India's recent decision to restrict automatic flow of foreign direct investments (FDI) from China and other neighbouring countries may not have much impact on the country's self-dependence in manufacturing, argues a new analysis by Delhi-based researchers.
The paper "Inbound mergers and acquisitions: issues and challenges" by K.S. Chalapati Rao and Biswajit Dhar prepared under the ICSSR-sponsored research programme states that losing the control of technology-based domestic companies nurtured through liberal tax incentives to any country will have long term adverse implications.
"Given its present position of not being able to access technology and not spending enough on R&D, technology-based domestic companies are of immense strategic importance. Losing them to any country let alone China will be a serious blow," the researchers say.
The paper states that the need to review FDI policy had never been followed up even though it was mooted as far back as 2008 and reiterated in 2017. "Instead, piecemeal relaxation of FDI policy has been continuing. The policymakers seem to believe that opportunistic M&As by other countries are benign and those by China are harmful. When the European countries unhesitatingly address the issue of fire sale, India's approach aimed at only the neighbouring countries can at best be termed as feeble," they point out.
According to the authors, FDI has acquired a prominent place in many technology intensive industries, with M&As playing a major role, in the last two decades.

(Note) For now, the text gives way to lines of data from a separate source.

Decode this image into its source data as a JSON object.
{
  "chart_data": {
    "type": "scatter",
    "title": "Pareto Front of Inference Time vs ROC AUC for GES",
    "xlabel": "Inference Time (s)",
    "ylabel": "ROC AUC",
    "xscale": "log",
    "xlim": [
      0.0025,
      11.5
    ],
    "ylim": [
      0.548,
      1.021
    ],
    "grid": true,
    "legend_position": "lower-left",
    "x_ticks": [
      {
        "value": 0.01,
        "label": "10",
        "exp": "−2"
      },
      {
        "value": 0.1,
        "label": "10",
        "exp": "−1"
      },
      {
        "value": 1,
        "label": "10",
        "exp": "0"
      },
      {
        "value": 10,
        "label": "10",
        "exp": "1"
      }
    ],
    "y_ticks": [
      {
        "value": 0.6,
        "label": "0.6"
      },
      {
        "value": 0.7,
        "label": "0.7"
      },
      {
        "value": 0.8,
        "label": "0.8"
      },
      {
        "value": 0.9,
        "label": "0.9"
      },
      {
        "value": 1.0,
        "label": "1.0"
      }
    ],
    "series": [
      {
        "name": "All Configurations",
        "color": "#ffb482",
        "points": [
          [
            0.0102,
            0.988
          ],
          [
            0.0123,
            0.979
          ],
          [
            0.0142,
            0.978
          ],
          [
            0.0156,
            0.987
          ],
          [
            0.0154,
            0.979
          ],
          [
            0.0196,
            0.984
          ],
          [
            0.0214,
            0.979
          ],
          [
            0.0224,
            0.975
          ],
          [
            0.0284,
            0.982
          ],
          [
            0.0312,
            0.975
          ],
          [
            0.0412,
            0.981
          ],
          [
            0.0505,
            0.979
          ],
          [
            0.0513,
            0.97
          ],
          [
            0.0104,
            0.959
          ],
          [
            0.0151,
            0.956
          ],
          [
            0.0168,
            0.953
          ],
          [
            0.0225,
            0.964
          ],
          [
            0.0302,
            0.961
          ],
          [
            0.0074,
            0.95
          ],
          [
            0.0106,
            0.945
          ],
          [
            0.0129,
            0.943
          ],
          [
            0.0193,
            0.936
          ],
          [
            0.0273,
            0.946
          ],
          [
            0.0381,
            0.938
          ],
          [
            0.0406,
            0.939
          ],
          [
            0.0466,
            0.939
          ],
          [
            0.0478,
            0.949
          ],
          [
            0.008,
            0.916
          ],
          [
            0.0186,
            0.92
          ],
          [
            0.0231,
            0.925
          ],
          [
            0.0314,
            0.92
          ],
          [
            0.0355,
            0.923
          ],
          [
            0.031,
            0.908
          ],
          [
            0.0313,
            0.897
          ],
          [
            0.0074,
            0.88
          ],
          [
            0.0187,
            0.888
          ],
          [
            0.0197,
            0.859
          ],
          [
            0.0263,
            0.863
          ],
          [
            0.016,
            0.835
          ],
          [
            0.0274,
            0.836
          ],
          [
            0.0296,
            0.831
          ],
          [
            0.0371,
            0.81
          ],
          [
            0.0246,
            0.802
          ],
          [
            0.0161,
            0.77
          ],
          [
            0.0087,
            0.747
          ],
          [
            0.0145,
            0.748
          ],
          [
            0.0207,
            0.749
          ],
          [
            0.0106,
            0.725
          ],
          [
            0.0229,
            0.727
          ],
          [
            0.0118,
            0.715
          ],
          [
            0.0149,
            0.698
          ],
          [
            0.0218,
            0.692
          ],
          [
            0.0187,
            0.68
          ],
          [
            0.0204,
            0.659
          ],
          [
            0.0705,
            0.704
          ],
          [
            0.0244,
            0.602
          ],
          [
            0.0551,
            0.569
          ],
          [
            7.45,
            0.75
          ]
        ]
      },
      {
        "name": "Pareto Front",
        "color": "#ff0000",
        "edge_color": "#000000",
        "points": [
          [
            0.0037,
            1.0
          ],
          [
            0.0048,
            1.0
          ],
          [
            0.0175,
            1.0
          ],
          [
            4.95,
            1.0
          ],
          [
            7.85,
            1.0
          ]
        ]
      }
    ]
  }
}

"There is little scope for domestic leaders to emerge in such industries and remain domestically-owned. There have also been many problems associated with foreign manufacturing companies: weak local linkages, adversely affecting CAD, perpetual dependence on technology from parents, transfer of resources (in many forms) and relatively far less investment in manufacturing sector (and much less in new capacity creation). At the general level, there has been high and persistent loss of foreign exchange due to disinvestment/repatriation. FDI, which is sought to meet CAD, can, in fact, contribute to future deficits. India cannot continue to rely on FDI to achieve the goal of creating an internationally competitive manufacturing sector," the paper suggests.
They look at uncontested takeover of Indian firms as an indication of the absence of conditions that allow domestic entrepreneurs to remain in business and to scale up.
"Cross border mergers and acquisitions are only a symptom behind which there are many contributing related aspects like trade, finance, technology and entrepreneurial failure. Thus, restricting brownfield investments alone will not serve the purpose. Positive steps will have to be devised keeping the sectoral needs in focus to encourage domestic enterprises. The focus should, therefore, shift to better understand the constraints faced by the domestic industry. In the absence of leading Indian companies, promising start-ups cannot be prevented from selling off to MNCs," they said.
The research paper wanted private equity funding in R&D-based companies to be substituted by long term stable domestic funding. "The emphasis placed by France and Germany on the funding aspect cannot be lost sight of. The merger policy cannot be nationality neutral. Cross-border acquisition of domestic companies should be treated separately. Instead of relying on the Competition Act, a new mechanism needs to be devised to prevent India from losing advantage in critical areas," the paper suggests.
It calls for the establishment of a separate body to oversee FDI's operations including M&As, something similar to the scuttled move to bring in a National Security Exception Act (NSEA) in 2006, to review foreign investment-related security threats. According to them, some of the problems are associated with liberal FDI policies and are not specific to M&As.
"Regarding competition, the Chinese approach of distinguishing between low technology mass consumption goods and technology-intensive and heavy investment sectors could provide a useful starting point. While the former would operate on market principles, with due regard to the interests of domestic MSMEs, large enterprise groups have to be 'cultivated', and organised and orderly competition has to be ensured. With inadequate expenditure on R&D and continuing lopsided JV arrangements, India cannot expect to build its technological strength. First and foremost the policy of allowing 100 percent FDI companies should be reviewed," it said.